「退位」最終報告、「天皇陛下」表記で合意点を探る努力を求めた読売

◆「二重性」回避を評価

 「天皇陛下の退位問題は、詰めの段階に入ったと言えよう」(読売・社説22日付)。

 天皇陛下の退位を実現する特例法案の最終骨子案が24日に固まった。政府・自民党が、3月に衆参両院議長らが与野党協議を経てまとめた国会提言をほぼ踏まえた内容に修正したものとなった。

 一方で、政府が設置した「天皇の公務の負担軽減等に関する有識者会議」も最終報告書をまとめ、この21日に安倍晋三首相に提出した。退位後の天皇、皇后両陛下のお立場や称号・敬称や、皇位継承順位1位となられる秋篠宮殿下の呼称などに言及した報告書は、法案に反映されるものになる。政府は与野党の合意を取り付けた上で、5月後半に国会に提出する見通しである。

 有識者会議の報告書が出たことについて産経・主張(22日付)は「陛下を敬愛する国民の願いは、譲位の実現によって、多年のご心労を少しでも解いて差し上げることだろう。/滞りなく法案準備を進め、今国会で成立させることが最も大切である」と説く。
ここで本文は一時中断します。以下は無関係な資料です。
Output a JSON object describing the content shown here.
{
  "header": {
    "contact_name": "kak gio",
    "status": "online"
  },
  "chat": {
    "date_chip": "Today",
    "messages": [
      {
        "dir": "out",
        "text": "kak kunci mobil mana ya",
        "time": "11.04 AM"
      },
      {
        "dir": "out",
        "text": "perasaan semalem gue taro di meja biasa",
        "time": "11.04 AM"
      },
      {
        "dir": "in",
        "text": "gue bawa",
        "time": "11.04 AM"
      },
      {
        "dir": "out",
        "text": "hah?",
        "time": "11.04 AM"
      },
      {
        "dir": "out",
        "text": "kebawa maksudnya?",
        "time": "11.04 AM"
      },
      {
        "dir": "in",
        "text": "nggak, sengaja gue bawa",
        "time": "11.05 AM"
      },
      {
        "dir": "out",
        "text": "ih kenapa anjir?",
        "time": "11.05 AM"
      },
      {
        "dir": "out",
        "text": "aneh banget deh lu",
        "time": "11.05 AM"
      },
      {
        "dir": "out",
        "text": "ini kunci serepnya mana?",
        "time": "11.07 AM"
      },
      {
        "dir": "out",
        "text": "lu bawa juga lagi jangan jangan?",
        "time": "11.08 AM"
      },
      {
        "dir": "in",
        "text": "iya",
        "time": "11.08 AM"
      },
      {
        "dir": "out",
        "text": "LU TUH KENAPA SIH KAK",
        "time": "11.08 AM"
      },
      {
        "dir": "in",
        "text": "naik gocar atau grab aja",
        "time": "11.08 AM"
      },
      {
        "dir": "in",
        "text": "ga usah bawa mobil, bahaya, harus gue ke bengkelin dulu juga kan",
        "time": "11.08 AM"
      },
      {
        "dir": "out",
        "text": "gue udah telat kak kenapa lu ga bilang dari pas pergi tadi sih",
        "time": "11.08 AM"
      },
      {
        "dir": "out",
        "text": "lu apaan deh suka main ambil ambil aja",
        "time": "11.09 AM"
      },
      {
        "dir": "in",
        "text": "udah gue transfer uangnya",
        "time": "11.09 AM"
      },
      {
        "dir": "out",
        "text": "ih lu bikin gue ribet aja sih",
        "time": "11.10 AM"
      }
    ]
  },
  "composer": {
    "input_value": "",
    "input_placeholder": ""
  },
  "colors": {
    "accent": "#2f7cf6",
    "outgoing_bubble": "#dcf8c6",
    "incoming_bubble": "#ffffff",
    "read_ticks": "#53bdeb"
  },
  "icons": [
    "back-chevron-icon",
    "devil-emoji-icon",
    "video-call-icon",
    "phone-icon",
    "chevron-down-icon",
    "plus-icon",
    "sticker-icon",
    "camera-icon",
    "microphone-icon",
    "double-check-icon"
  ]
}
 報告書について、新聞論調が評価した内容は少なくない。退位後の両陛下の呼称はそれぞれ「上皇」「上皇后」とし、上皇が摂政に就いたり、再即位したりする資格を持たない。被災地訪問など象徴天皇としての公的行為は、全て新天皇に譲るのが適切と提言した。これについて「新旧天皇の権威が並び立つ弊害を防止する観点から、いずれも妥当な内容だろう」(読売)、「象徴の二重性を回避する観点から妥当」(毎日・社説22日付)、「象徴としてのお努めは全て新天皇に譲られるとしたことはもっともだ」(産経)などというものだ。

◆「一代限り」に警戒心

 報告書が大局的観点から皇族数の減少について、すみやかな議論を促したことにも読売、日経(同22日付)、産経、朝日(同22日付)、毎日、小紙(同23日付)が評価した。小紙は「旧宮家の皇籍復帰の選択肢も排除せずに検討すべきだろう」と言及。この問題は「退位問題とは別に、政府には前向きな取り組みが求められる」(読売)のである。
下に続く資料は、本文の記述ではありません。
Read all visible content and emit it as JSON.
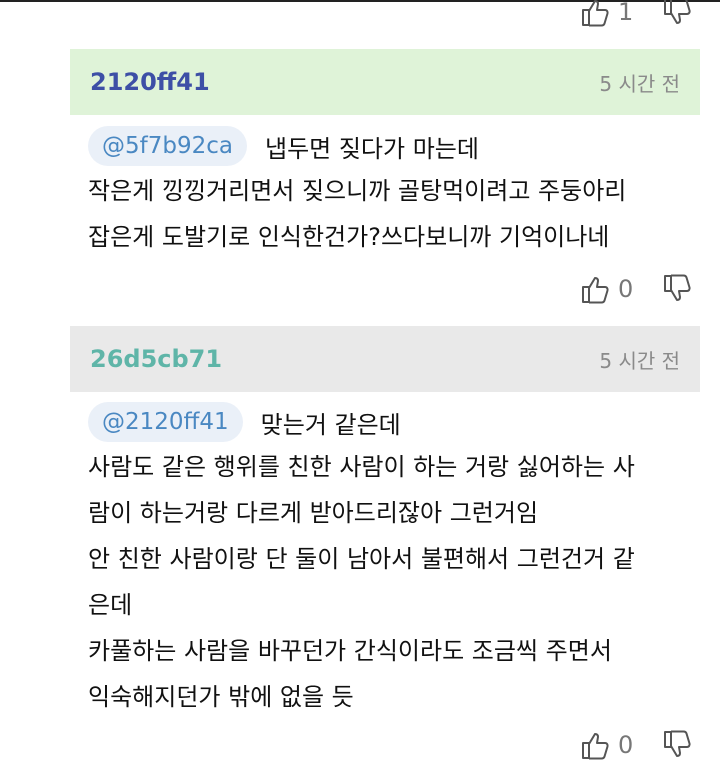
{
  "top_votes": {
    "likes": "1"
  },
  "comments": [
    {
      "author": "2120ff41",
      "time": "5 시간 전",
      "header_bg": "#dff3d8",
      "author_color": "#3d4fa6",
      "mention": "@5f7b92ca",
      "mention_text": "냅두면 짖다가 마는데",
      "lines": [
        "작은게 낑낑거리면서 짖으니까 골탕먹이려고 주둥아리",
        "잡은게 도발기로 인식한건가?쓰다보니까 기억이나네"
      ],
      "likes": "0"
    },
    {
      "author": "26d5cb71",
      "time": "5 시간 전",
      "header_bg": "#e9e9e9",
      "author_color": "#5fb5a8",
      "mention": "@2120ff41",
      "mention_text": "맞는거 같은데",
      "lines": [
        "사람도 같은 행위를 친한 사람이 하는 거랑 싫어하는 사",
        "람이 하는거랑 다르게 받아드리잖아 그런거임",
        "안 친한 사람이랑 단 둘이 남아서 불편해서 그런건거 같",
        "은데",
        "카풀하는 사람을 바꾸던가 간식이라도 조금씩 주면서",
        "익숙해지던가 밖에 없을 듯"
      ],
      "likes": "0"
    }
  ]
}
 こうした一方で、日経がいう「新しいかたちの退位へ向けた制度設計は、世論の後押しもあって着実に進んでいるようにみえる。しかし、残る課題も多い」のも事実。その上で「くれぐれも政争の具にしないよう、議論を深め」て、残る課題の解決に政府、国会が全力を挙げるよう求めたのは妥当である。

 残る課題の一つに日経が挙げたのは、国会の議論で各党が歩み寄った、皇室典範の付則に「特例法は、典範と一体をなす」と明記することになった経緯ついて。「退位は例外的措置と位置づけ、同時に特例法が将来の退位の先例としても機能し得ることを示した合意だ」だという。ところが、国会提言で「天皇の退位等に関する皇室典範特例法」とした特例法の名称が、法案の骨子案では「天皇」を「天皇陛下」としていることで一部の反発を気にする。「退位容認は一代限りとする趣旨が鮮明になったのでは、との指摘がある」というのだ。

 日経はこの相違を気にする程度だが、毎日は「国会見解に比べ陛下一代の退位を強調する表現になっている」のは政府の対応に問題があると指摘。朝日は「いま政府はこれ(国会提言)に反する特例法骨子案をまとめ、押し返そうとしている」と警戒し、政府に「振り付けられたとおりに動くしかない。そんな『有識者』会議になってしまった」と残念がる。

◆表記の見解分かれる

 一方、骨子案の「天皇陛下」表記について読売は「恒久的な退位制度が、恣意的な退位などを招く恐れがあることを考えれば、これもうなずける」と理解を示した。小紙も「制度の柱の部分の改変には慎重でなければならない。退位に関する恒久的な制度をつくることを避け、一代限りの特例法とする政府の案は妥当」だと支持し、見解が分かれた。

 前記の産経も触れているが、読売は、骨子案が退位の理由の一つを挙げた「国民は陛下のご心労を理解、共感している」ことに留意して、今後の国会審議でも「合意点を探ってもらいたい」と求めた。同感だ。こと天皇陛下の退位についての特例法に関しては、国民の共感を考え、政争の具とせずに政府・国会一致による実現を図ることが最も望ましいのである。